従って、電力自由化に踏み切る際は、様々な角度からその影響を予想し、温室効果ガス排出抑制と電力価格がどのレベルであればイーブンになるかをしっかりと見積もる必要性があろう。また、当然ながら、電力供給の安定性・信頼性を欠いてはならない。
以上のことから電力自由化に踏み切る際は、まず各電力会社が有する各種発電法に対し、温室効果排出ガスの割合に応じて、料金にその偏差を上乗せさせる。次に、再生可能エネルギーなどを運用する零細電力会社に対しては、当該地域の主力電力会社との共同運用を行う、そして各社に対し温室ガス排出抑制度に応じた新たな格付けシステムを適用するようにすれば、競争による暴走を抑制することが可能となると思われる。
(800字)
07.31.23:59
H12論述SS
H12小論文SS
(著者は1999年の設定)
(論点)97、98年度の我が国のCO2排出量は前年比0.4%減少した。97年、98年のCO2排出量の減少を説明する理由を挙げた上で、「2008年から2012年の間で温室効果ガス排出量の平均値を90年度比で6%削減する」という京都議定書の削減目標を達成できるか否かについて私見を述べよ(1200字)。
97、98年度のCO2排出量減少に転じた理由は、アジア通貨危機に代表される不況により、国内総生産がマイナスに転じたことが原因として考えられる。言うまでもなく、CO2排出量は経済活動の規模に比例する。諸先進国がそうであるように、我が国も例外ではない。

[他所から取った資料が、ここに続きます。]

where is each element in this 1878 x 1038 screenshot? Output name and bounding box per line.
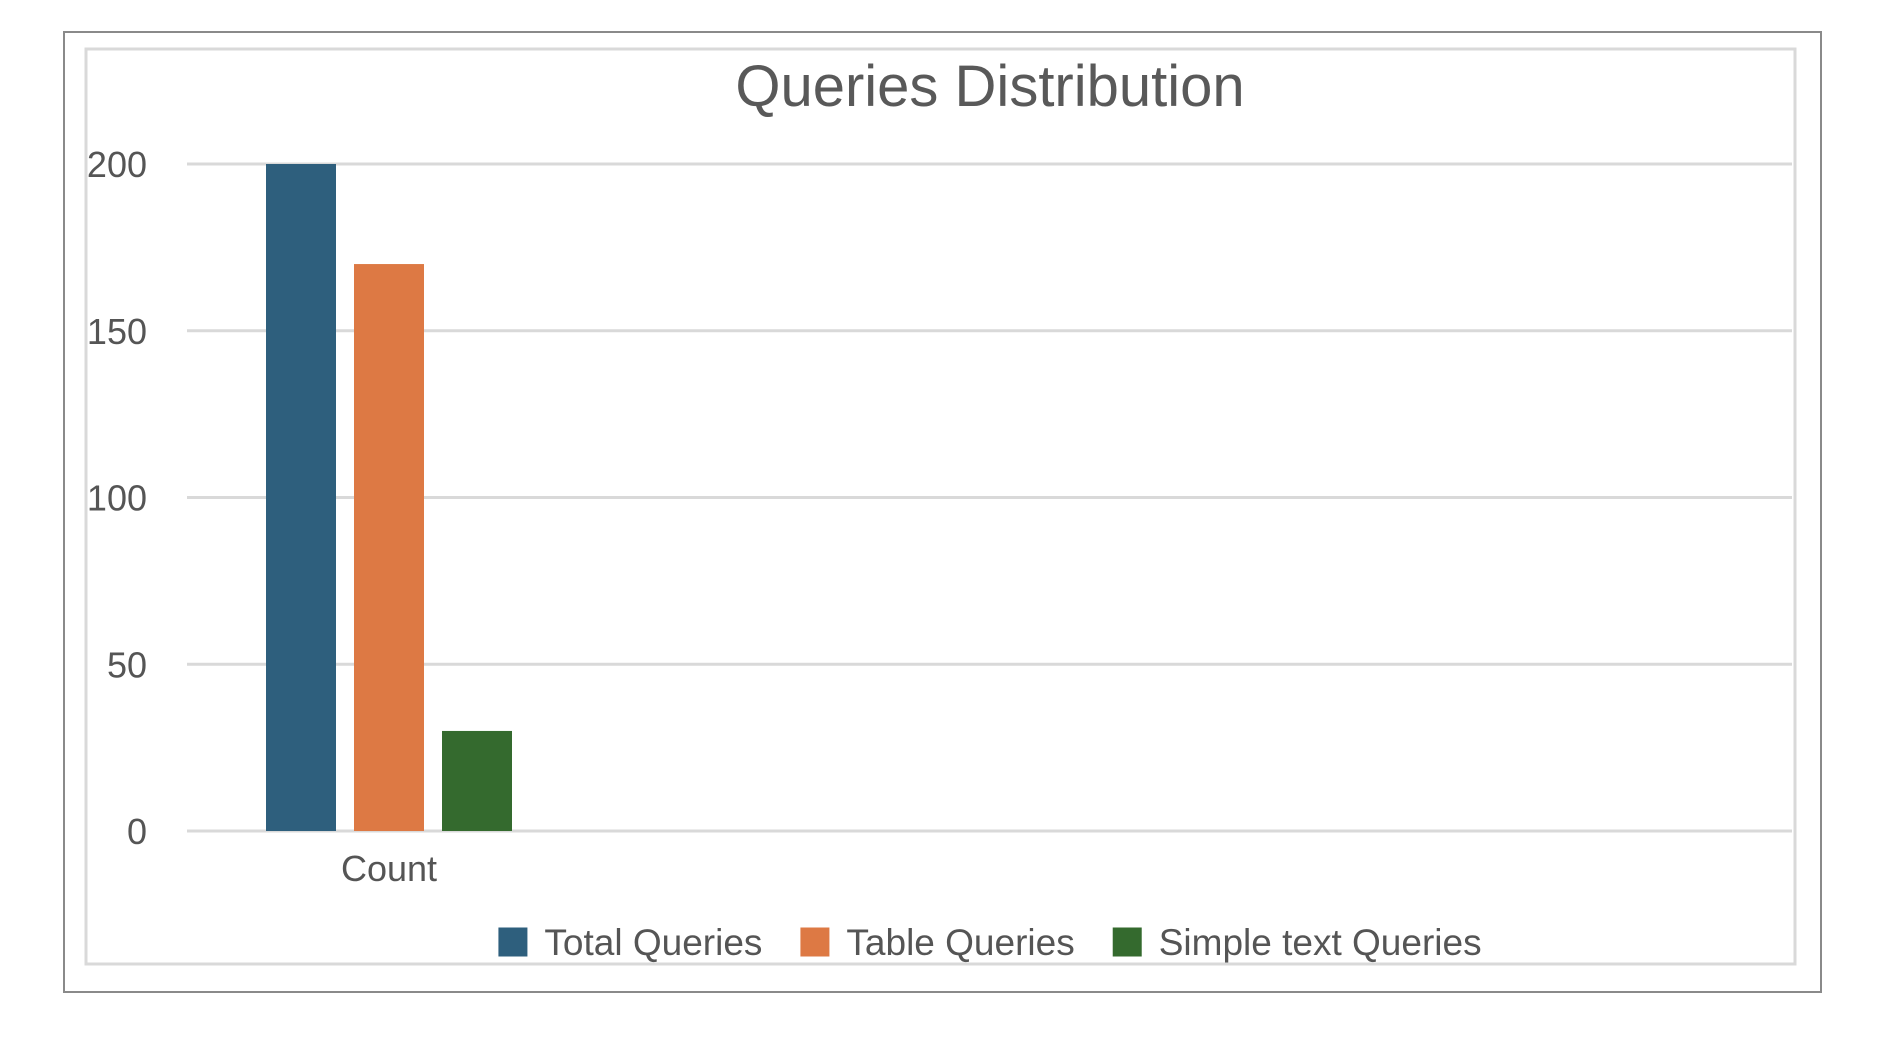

二度にわたるオイルショックを経験した我が国は、それを契機に製油依存型の産業構造を抜本的に変革し、天然ガスおよび原子力エネルギー等を積極的に導入しつつ、エネルギー効率化を図ってきた。そして、今や我が国はそれにおいて他国を圧倒するエネルギー効率優良国となった。しかしながら、そんなわが国であっても、CO2排出量が減少ないし平行線を辿ったわけではなかった。産業部門では、確かにエネルギー高効率化の実績により、エネルギー消費量を抑えつつ、生産規模を拡大することができた。すなわち、この部門においてはCO2排出量が平衡ないし減少に転じる実績を示している。しかしながら、国の経済規模は産業のみでなく、それに係る一連の流通、消費も当然含まれる。生産量が拡大したら、当然ながら、流通・消費の市場も拡大する。これらは、産業のように、エネルギー機器の高効率化を改善することによって対処することは困難である。なぜならば、これらはオートメーション化による生産量の拡大ではなく、人間の意志による経済活動の活発化の結果だからである。人間の意志は操作不能であり、それを目論むならば、それはまさにファシズムと言えよう。

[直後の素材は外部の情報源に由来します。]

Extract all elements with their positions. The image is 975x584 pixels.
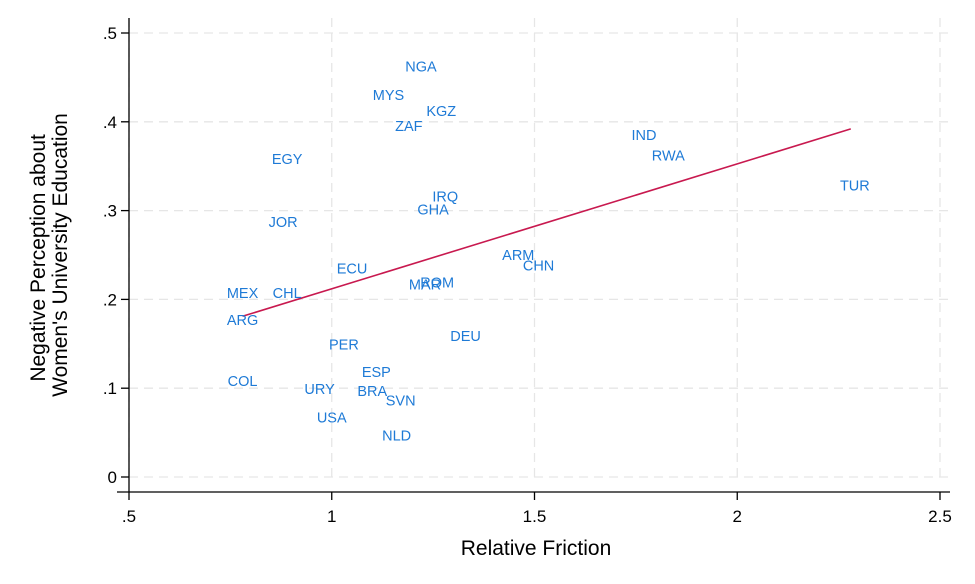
x-tick-label-2: 1.5: [523, 507, 547, 526]
point-label-irq: IRQ: [432, 189, 458, 205]
point-label-bra: BRA: [357, 384, 387, 400]
y-axis-title-line-1: Negative Perception about: [27, 134, 50, 382]
y-axis-title: Negative Perception about Women's Univer…: [27, 113, 72, 397]
point-label-arm: ARM: [502, 248, 534, 264]
x-tick-label-0: .5: [122, 507, 136, 526]
point-label-ind: IND: [631, 128, 656, 144]
point-label-deu: DEU: [450, 329, 481, 345]
point-label-per: PER: [329, 338, 359, 354]
point-label-jor: JOR: [269, 215, 298, 231]
point-label-ecu: ECU: [337, 261, 368, 277]
x-tick-label-3: 2: [733, 507, 742, 526]
point-label-col: COL: [228, 374, 258, 390]
y-tick-label-0: 0: [108, 468, 117, 487]
point-label-chl: CHL: [273, 286, 302, 302]
point-label-ury: URY: [304, 382, 335, 398]
x-tick-label-1: 1: [327, 507, 336, 526]
y-tick-label-5: .5: [103, 24, 117, 43]
point-label-egy: EGY: [272, 152, 303, 168]
x-tick-label-4: 2.5: [928, 507, 952, 526]
fit-line-layer: [242, 128, 852, 318]
point-label-nld: NLD: [382, 428, 411, 444]
point-label-rom: ROM: [420, 276, 454, 292]
point-label-esp: ESP: [362, 365, 391, 381]
point-label-mex: MEX: [227, 286, 259, 302]
point-label-zaf: ZAF: [395, 119, 423, 135]
point-label-nga: NGA: [405, 60, 437, 76]
point-label-mys: MYS: [373, 88, 404, 104]
grid-lines: [128, 18, 950, 478]
point-label-rwa: RWA: [652, 149, 685, 165]
x-axis-title: Relative Friction: [461, 537, 612, 560]
point-label-chn: CHN: [523, 259, 554, 275]
point-label-kgz: KGZ: [426, 104, 456, 120]
point-label-arg: ARG: [227, 313, 258, 329]
y-axis-title-line-2: Women's University Education: [49, 113, 72, 397]
point-label-svn: SVN: [386, 394, 416, 410]
y-tick-label-4: .4: [103, 113, 117, 132]
y-tick-label-1: .1: [103, 379, 117, 398]
point-label-tur: TUR: [840, 179, 870, 195]
axes: 0 .1 .2 .3 .4 .5 .5 1 1.5 2 2.5: [103, 18, 952, 526]
point-label-gha: GHA: [417, 203, 449, 219]
fit-line: [242, 128, 852, 318]
point-label-usa: USA: [317, 411, 347, 427]
y-tick-label-3: .3: [103, 202, 117, 221]
point-label-mar: MAR: [409, 277, 441, 293]
y-tick-label-2: .2: [103, 290, 117, 309]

アジア通貨危機は、アジア諸国に様々な打撃を与え、消費者の財布のひもは固くなった。当然ながら、それに伴う投資・生産は縮小に転じた。その結果、実質経済成長が負に転じた代わりに、CO2排出量が減少するという功を奏することができたわけではある。しかしながら、この事実は地球温暖化の観点からは歓迎されるものであっても、一般的な資本主義原理からしてみれば喜ばしくないものである。

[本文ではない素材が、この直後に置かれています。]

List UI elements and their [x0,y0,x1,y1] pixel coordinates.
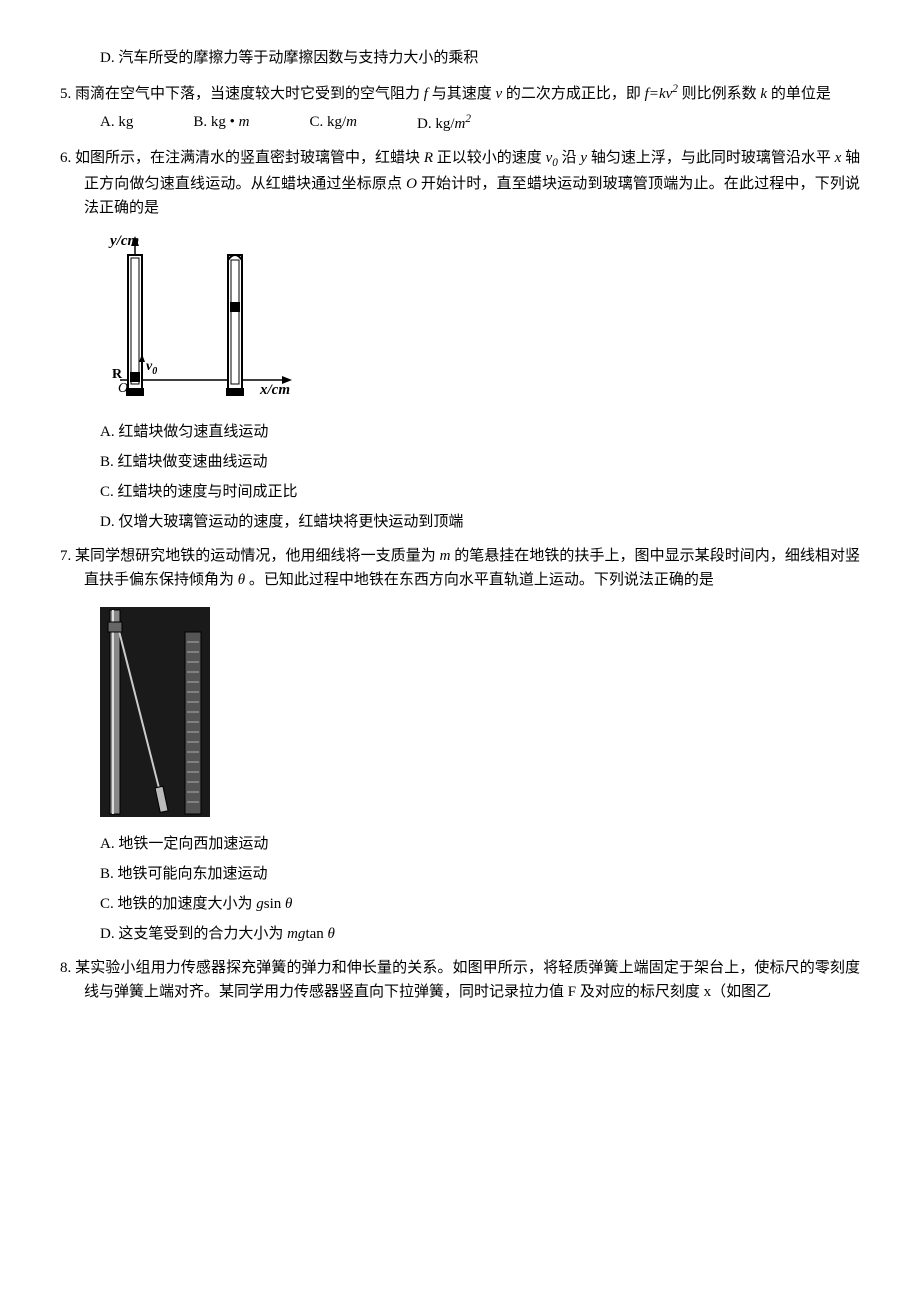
q5-option-c: C. kg/m [309,110,357,136]
q6-option-d: D. 仅增大玻璃管运动的速度，红蜡块将更快运动到顶端 [100,510,860,534]
q5-options: A. kg B. kg • m C. kg/m D. kg/m2 [60,110,860,136]
q5-formula-k: k [659,86,666,102]
q6-option-a: A. 红蜡块做匀速直线运动 [100,420,860,444]
q5-stem-1: 雨滴在空气中下落，当速度较大时它受到的空气阻力 [75,86,420,102]
q6-option-b: B. 红蜡块做变速曲线运动 [100,450,860,474]
q5-stem-2: 与其速度 [432,86,492,102]
q6-diagram-svg: y/cm x/cm R O v0 [90,230,300,410]
q5-var-v: v [495,86,502,102]
v0-label: v0 [146,359,157,377]
question-5: 5. 雨滴在空气中下落，当速度较大时它受到的空气阻力 f 与其速度 v 的二次方… [60,80,860,136]
q7-number: 7. [60,548,71,564]
q5-number: 5. [60,86,71,102]
q5-option-a: A. kg [100,110,133,136]
q7-option-d: D. 这支笔受到的合力大小为 mgtan θ [100,922,860,946]
q6-options: A. 红蜡块做匀速直线运动 B. 红蜡块做变速曲线运动 C. 红蜡块的速度与时间… [60,420,860,534]
q7-figure [90,602,860,822]
q6-figure: y/cm x/cm R O v0 [90,230,860,410]
q5-var-k: k [760,86,767,102]
question-4-partial: D. 汽车所受的摩擦力等于动摩擦因数与支持力大小的乘积 [60,46,860,70]
q5-formula-lhs: f= [645,86,659,102]
q5-formula-exp: 2 [672,83,678,95]
question-7: 7. 某同学想研究地铁的运动情况，他用细线将一支质量为 m 的笔悬挂在地铁的扶手… [60,544,860,946]
q8-stem: 某实验小组用力传感器探充弹簧的弹力和伸长量的关系。如图甲所示，将轻质弹簧上端固定… [75,960,860,1000]
o-label: O [118,381,128,396]
y-axis-label: y/cm [108,233,139,249]
q7-option-c: C. 地铁的加速度大小为 gsin θ [100,892,860,916]
q5-stem-5: 的单位是 [771,86,831,102]
q7-option-b: B. 地铁可能向东加速运动 [100,862,860,886]
question-8: 8. 某实验小组用力传感器探充弹簧的弹力和伸长量的关系。如图甲所示，将轻质弹簧上… [60,956,860,1004]
question-6: 6. 如图所示，在注满清水的竖直密封玻璃管中，红蜡块 R 正以较小的速度 v0 … [60,146,860,534]
r-label: R [112,367,123,382]
q5-var-f: f [424,86,428,102]
q5-stem-4: 则比例系数 [682,86,757,102]
q4-option-d: D. 汽车所受的摩擦力等于动摩擦因数与支持力大小的乘积 [100,46,860,70]
q5-optd-exp: 2 [465,113,471,125]
q6-number: 6. [60,150,71,166]
q7-diagram-svg [90,602,220,822]
q5-stem-3: 的二次方成正比，即 [506,86,641,102]
x-axis-label: x/cm [259,382,290,398]
q7-option-a: A. 地铁一定向西加速运动 [100,832,860,856]
q7-options: A. 地铁一定向西加速运动 B. 地铁可能向东加速运动 C. 地铁的加速度大小为… [60,832,860,946]
q6-option-c: C. 红蜡块的速度与时间成正比 [100,480,860,504]
q8-number: 8. [60,960,71,976]
q5-option-d: D. kg/m2 [417,110,471,136]
q5-option-b: B. kg • m [193,110,249,136]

我々はここで、経済活動と地球温暖化防止という、背反するジレンマに直面せざるを得なくなってしまったのである。では、我々は京都議定書の削減目標達成は無理なのであろうか?
結論から言うと、現状の体制であれば不可能であろう。その数値目標を達成するということは事実上、GDPを6%減少させることと同意だからである。少なくとも、工業立国であり、加工貿易で成り立っている我が国がその目標を達成させるとなると、国力の後退は免れない。しかしながら、我々はCO2排出量削減が経済活動のネックになるという先入観に囚われ過ぎていやしないだろうか?経済活動はそもそもイノベーションなくしては成り立たない。ならば、科学技術立国である我が国は、CO2排出量削減義務はネックではなくむしろ、次世代のイノベーションを促進するための布石を云えるのではなかろうか?従って、大切なことはこの課題をいかにして我々の成長につなげることができるかという我々自身の発想の転換である。